Establishing an MMP system has significant benefits. Compared to an FFP system, Donald argues that “MMP has meant less wasted votes, less adversarial government, better gender and racial representation, higher voter turnouts and more choices for New Zealand voters” (Warnica 2003). In fact, the New Zealand Labour Party, which currently governs, and the other major party, the National Party, each had at least six additional list seats added to the House in the 2002 election. Even more significant are the five other parties that won either zero or one electorate seat, that were granted an additional one to twelve list seats (Elections New Zealand 2002). Wasted votes cast for non-winning candidates or for parties that are not likely to win (Warnica 2003) detract from political participation. Wasted votes cast to strategically defeat a government or incumbent politician, or to contribute to creating a minority government would occur less often under MMP, thus potentially increasing political efficacy in the jurisdiction, reflected in higher voter turnout and increased political discussion in society in general. Also, women and aboriginals could see a marked increase in their level of representation in legislature (O’Neill 2002). Further, from a historical perspective, with increased literacy among the electorate and improved communications methods over the last century, there has been an increase in political participation, partially reflected in the increasing numbers of people forming political parties to compete with traditional parties. When Whips and Tories can no longer represent all political views, MMP appears to be a preferable model.

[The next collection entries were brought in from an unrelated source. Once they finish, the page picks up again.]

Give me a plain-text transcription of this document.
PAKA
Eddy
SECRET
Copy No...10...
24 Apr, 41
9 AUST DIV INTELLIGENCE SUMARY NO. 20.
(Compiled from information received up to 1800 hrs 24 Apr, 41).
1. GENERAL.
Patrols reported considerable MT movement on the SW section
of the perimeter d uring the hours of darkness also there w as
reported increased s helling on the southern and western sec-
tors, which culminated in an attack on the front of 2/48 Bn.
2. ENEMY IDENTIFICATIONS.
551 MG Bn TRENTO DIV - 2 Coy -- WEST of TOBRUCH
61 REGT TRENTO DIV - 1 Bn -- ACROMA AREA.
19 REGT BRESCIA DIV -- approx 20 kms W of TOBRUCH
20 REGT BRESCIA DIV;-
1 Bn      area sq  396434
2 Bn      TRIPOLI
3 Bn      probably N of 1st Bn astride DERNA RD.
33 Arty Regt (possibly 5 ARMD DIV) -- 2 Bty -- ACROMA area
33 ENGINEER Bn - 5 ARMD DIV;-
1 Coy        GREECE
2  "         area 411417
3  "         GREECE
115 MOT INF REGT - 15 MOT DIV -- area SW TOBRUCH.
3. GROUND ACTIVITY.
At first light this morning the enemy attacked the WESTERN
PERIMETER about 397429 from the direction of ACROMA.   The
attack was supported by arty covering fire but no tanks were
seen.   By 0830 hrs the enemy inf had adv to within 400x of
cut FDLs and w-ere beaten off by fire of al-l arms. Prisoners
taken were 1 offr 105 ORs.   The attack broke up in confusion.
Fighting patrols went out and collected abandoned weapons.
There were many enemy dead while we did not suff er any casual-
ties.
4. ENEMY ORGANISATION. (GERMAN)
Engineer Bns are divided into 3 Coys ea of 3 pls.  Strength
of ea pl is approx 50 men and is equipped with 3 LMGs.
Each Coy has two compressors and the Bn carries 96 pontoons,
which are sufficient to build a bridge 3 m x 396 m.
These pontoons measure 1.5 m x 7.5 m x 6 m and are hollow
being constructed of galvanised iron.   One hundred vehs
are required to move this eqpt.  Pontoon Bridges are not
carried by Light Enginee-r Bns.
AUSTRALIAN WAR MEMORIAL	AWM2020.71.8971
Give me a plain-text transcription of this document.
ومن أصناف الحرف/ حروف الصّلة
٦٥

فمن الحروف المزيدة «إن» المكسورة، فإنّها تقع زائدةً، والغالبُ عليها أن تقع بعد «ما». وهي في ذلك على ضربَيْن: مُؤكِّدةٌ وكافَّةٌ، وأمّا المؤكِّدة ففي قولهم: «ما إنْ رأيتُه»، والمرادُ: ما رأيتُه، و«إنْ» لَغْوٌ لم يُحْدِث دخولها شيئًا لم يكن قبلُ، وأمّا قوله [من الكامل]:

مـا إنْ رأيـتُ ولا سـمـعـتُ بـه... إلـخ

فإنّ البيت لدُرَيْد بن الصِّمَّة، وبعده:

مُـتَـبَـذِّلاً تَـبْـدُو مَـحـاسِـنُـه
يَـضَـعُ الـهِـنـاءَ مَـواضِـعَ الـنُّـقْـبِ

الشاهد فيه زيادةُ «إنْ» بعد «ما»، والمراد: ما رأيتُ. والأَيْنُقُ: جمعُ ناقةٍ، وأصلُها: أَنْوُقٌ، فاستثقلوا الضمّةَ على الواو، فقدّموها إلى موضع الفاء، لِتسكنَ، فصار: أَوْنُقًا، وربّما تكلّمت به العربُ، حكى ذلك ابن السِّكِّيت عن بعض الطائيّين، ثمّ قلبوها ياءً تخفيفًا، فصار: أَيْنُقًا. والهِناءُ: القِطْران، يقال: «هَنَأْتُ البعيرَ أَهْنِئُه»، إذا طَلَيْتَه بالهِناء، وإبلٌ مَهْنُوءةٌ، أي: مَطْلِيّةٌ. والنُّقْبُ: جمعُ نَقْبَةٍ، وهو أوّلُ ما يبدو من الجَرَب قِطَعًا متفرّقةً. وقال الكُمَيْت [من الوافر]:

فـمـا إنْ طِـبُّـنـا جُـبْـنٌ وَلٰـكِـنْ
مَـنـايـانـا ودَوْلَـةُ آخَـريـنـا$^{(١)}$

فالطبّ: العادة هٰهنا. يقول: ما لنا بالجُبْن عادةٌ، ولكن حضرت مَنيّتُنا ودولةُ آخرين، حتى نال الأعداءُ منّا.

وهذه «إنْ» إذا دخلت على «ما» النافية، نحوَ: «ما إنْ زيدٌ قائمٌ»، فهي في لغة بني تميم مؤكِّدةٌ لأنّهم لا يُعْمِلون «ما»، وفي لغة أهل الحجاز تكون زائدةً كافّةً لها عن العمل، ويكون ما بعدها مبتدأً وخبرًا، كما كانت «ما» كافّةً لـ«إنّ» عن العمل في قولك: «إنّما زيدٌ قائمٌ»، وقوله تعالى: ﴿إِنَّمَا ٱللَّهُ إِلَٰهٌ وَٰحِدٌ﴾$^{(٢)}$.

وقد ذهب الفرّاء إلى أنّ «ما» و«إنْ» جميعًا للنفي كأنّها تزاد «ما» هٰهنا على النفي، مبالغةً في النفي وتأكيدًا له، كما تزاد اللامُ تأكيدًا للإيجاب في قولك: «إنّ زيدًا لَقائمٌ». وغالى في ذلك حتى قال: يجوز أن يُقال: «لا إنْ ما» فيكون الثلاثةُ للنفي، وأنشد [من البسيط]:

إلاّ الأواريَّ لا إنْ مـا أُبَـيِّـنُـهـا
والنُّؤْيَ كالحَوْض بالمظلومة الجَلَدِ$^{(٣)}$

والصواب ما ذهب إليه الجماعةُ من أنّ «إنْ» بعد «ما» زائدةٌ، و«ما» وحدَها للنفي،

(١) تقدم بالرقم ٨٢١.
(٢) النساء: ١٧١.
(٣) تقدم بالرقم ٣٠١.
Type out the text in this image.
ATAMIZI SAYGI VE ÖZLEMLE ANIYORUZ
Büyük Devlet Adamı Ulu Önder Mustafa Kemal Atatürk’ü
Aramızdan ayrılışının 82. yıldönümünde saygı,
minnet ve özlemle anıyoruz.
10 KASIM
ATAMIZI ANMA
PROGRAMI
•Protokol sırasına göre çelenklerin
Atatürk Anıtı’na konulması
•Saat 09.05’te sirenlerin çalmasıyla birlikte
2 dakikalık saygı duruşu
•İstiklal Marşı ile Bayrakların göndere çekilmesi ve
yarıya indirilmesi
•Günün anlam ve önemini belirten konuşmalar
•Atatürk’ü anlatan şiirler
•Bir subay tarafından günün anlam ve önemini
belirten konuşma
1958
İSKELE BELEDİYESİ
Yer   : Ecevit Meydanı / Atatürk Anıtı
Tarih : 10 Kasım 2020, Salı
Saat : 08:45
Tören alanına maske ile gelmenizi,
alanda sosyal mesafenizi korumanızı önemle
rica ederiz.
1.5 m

Another feature of increased political participation in our culture over the decades has been the establishment of the political initiative to facilitate citizen-directed legislation. In 2002, a BC civil society group called Free Your Vote: A Citizen’s (sic) Initiative to Establish a Proportional Representation Electoral System in British Columbia, demonstrated such participation by trying to reform the electoral system to more effectively reflect the desires of an increasingly informed and assertive electorate. Even though they managed to accumulate only 46% of the signatures required to force the government to introduce (but not necessarily pass) PR legislation or “put it to a province wide initiative vote” (Free Your Vote 2003a), they did manage to accumulated over 98,000 signatures from across the province in only three months. They managed to exceed the minimum number of signatures required in each electoral district in nine of 79 ridings (Free Your Vote 2003b).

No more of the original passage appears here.